The acquisition promised to strengthen the company’s security months after suspected Russian hackers exploited Microsoft’s software to spy on corporate customers.
Microsoft is buying RiskIQ, a cyber security firm that specializes in tracking hacking activities and online attacks on the Internet.
The acquisition comes months after a major breach by both Microsoft and IT provider SolarWinds. By taking advantage of several vulnerabilities, suspected Russian government hackers were able to hijack access to corporate email servers belonging to several customers. Those same attacks also exposed access to some of Microsoft’s own source code.
The SolarWinds breach was not mentioned in Microsoft’s announcement of the RiskIQ acquisition. Still, the company says the deal will “help our shared customers build a more comprehensive view of global threats to their businesses, better understand vulnerable Internet-facing assets, and provide world-class threat intelligence.” will build the information.”

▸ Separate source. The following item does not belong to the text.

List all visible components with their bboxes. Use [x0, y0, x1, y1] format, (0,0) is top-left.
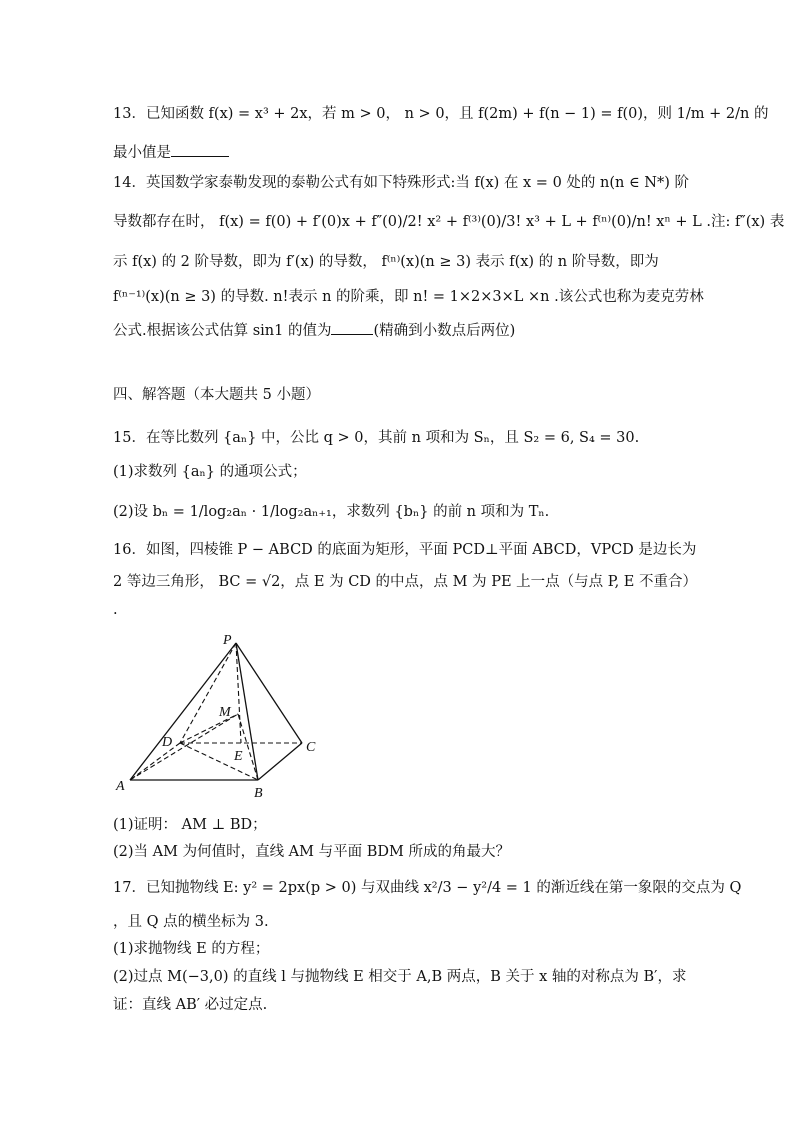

Microsoft also points out that businesses are increasingly relying on a variety of cloud computing platforms to run their business. “Effectively the Internet is becoming their new network, and it is increasingly important to understand the full scope of their assets in order to reduce their attack surface,” the company said.
RiskIQ serves over 100,000 IT security analysts and 300 enterprises as customers. Through the company’s products, a customer can discover and protect vulnerable machines and software on their corporate network. Other RiskIQ products are designed to help IT security staff monitor and investigate hacking threats using intelligence from the security community.
“We are joining Microsoft to further expand our reach and impact,” RiskIQ said in a statement. “We will work closely with our customers as we integrate RiskIQ’s complementary data and solutions with Microsoft’s security portfolio to enable best-in-class solutions attack surface visibility, threat detection and response could.”
Surveillance will also extend beyond surveillance attacks on Microsoft services, such as Azure, the company’s cloud computing platform. Redmond notes RiskIQ can assess the security of various cloud computing services, including Amazon’s AWS, in addition to IT supply chains.